Now, on to the food. The oven makes cooking meat easier with the inclusion of a meat probe that measures the internal temperature as you cook. You stick the probe into the meat, plug it into the oven wall and set your desired internal temperature on the control panel.
I used the meat probe when I cooked this chicken on the convection roast setting. Like similar models with optional temperature probe, the oven turns off when the meat has reached the desired temperature. However, you have to turn the oven back on and set the temperature if you decide you want to cook it for a little longer, which makes for a minor inconvenience.

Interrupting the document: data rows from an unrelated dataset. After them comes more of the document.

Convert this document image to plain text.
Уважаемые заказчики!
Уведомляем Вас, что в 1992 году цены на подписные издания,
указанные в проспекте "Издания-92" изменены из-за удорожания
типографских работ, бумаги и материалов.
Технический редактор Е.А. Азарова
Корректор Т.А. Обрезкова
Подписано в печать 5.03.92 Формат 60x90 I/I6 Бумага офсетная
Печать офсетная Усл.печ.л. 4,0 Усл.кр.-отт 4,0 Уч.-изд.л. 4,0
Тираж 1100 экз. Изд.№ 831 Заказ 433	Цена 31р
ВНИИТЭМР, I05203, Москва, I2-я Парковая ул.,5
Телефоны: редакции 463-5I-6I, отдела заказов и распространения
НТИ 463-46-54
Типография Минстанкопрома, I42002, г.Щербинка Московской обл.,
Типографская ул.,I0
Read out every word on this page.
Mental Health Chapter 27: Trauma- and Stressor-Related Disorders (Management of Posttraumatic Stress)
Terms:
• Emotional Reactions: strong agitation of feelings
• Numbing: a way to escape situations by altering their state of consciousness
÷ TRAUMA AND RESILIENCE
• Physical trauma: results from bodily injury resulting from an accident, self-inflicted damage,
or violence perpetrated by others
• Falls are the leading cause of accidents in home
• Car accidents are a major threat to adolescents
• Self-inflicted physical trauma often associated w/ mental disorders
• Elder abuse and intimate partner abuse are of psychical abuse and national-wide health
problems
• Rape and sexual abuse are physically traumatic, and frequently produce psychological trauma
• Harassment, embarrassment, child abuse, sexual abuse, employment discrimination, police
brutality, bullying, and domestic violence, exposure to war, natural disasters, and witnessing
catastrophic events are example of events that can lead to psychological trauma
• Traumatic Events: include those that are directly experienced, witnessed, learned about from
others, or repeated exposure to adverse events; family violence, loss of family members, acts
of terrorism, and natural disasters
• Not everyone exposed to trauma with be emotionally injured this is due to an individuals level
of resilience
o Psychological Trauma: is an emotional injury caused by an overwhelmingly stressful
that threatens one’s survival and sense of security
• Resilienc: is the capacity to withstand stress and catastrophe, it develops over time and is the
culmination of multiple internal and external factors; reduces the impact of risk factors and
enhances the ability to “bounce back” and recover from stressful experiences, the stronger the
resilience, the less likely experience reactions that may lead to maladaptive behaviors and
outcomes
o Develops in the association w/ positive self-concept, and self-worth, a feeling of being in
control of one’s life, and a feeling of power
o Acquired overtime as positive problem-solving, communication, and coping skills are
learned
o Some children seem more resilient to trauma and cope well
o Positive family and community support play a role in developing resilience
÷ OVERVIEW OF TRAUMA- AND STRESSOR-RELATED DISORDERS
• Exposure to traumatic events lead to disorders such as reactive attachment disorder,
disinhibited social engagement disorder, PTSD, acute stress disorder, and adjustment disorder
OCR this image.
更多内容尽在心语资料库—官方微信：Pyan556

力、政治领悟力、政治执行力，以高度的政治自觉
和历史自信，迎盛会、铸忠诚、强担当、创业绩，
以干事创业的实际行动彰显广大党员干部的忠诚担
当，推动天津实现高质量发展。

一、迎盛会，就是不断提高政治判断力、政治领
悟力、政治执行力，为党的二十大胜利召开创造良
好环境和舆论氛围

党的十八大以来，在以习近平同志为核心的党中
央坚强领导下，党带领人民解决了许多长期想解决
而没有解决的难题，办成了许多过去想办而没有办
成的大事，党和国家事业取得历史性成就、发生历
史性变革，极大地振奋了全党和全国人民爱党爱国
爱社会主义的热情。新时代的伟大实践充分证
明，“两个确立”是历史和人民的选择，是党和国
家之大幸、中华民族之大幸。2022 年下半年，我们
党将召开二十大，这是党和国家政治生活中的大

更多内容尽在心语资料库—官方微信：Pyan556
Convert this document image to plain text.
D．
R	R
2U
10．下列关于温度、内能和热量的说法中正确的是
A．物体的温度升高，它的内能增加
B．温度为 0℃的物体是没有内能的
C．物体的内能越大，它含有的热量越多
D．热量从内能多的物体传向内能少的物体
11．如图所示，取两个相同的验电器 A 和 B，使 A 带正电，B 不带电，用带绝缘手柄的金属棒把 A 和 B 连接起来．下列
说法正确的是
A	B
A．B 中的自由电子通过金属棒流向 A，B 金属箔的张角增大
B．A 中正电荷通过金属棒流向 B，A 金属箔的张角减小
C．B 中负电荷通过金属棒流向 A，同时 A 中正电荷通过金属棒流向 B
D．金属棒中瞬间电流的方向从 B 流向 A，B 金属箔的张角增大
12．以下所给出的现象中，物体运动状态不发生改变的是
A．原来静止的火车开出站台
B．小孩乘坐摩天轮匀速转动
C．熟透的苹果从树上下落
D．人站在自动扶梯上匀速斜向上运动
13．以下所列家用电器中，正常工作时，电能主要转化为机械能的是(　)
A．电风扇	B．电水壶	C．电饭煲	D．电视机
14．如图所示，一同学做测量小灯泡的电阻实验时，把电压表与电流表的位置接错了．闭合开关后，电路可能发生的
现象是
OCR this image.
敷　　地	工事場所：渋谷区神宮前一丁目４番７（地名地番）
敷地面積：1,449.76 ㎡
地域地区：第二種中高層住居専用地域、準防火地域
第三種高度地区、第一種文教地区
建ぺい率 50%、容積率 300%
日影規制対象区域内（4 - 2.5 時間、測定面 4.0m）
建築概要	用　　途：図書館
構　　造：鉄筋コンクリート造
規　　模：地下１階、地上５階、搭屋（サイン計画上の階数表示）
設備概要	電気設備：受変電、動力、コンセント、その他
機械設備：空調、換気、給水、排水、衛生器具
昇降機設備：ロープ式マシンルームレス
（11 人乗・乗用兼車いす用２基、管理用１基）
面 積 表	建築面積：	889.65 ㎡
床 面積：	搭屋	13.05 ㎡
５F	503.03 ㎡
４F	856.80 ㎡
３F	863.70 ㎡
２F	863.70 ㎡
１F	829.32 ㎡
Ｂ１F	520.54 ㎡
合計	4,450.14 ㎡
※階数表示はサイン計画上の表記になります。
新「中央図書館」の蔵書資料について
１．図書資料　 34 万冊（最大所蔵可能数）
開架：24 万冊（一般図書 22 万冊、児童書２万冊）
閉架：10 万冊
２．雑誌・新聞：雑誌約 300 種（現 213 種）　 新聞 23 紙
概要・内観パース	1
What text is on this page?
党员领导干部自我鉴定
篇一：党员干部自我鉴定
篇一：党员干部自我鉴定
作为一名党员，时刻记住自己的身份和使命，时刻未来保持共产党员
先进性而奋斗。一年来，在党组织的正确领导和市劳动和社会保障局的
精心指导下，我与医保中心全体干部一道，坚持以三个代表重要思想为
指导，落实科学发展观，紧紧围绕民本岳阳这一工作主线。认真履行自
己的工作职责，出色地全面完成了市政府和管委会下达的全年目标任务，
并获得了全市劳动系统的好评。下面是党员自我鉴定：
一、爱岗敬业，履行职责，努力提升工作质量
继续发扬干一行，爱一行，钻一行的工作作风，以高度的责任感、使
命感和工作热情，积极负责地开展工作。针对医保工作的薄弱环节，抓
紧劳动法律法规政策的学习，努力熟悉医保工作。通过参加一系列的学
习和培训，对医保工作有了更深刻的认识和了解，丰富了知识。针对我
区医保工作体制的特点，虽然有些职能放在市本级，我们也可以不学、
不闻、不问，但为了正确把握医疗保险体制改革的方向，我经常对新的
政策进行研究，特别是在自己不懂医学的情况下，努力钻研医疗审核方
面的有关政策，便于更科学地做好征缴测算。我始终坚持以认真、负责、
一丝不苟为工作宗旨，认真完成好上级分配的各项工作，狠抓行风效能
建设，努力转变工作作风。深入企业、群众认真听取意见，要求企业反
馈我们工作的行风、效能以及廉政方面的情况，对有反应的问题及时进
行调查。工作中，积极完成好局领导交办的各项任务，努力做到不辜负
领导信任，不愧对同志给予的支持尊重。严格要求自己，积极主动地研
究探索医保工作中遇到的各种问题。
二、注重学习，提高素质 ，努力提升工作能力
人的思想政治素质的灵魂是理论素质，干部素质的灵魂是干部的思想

This chart shows what happens to a small pot of tomato soup on different cooktops after I bring it to 165 degrees Fahrenheit and let it cook on low for 20 minutes. The Kenmore 92583's small burner did a good job of keeping a consistent temperature over that period of time.
The photos on the left show biscuits that I baked at the same time on the oven's convection bake mode. The biscuits in the top left picture baked on a higher rack than the biscuits in the bottom left picture. The convection fans did a good job of baking the biscuits to even level of brownness, with the exception of a few corners of the top sheet of biscuits. The pictures on the right show color interpretations of the biscuits' color.
I baked the biscuits in the top picture using the oven's traditional bake setting, so the convection fan wasn't in use. The oven once again provided pretty consistent browning to the biscuits, as you can see in the bottom color interpretation.
However, the backs of the biscuits located closest to the back wall of the oven cooked faster than any other side.
Here is where the Kenmore began to falter. I used the Accela-Heat feature to cook this frozen pizza. I followed both the package and oven directions: I put the pizza in the center of the oven, set the oven mode to Accela-Heat and set the temperature to 400 degrees Fahrenheit. After 22 minutes, the pizza's crust started to burn around the back and front edges. It was, however, cooked through.
The oven broiled hamburger patties quickly. Unfortunately, speed came at a price. The oven produced huge plumes of smoke during every broil test, and the exterior of the burgers were charred. This illustration shows how long it took for each of the patties to reach 145 degrees Fahrenheit.
I also cooked these cinnamon rolls with the Accela-Heat feature. The pastries teetered toward burnt, so they were crunchier than you'd expect from a cinnamon roll.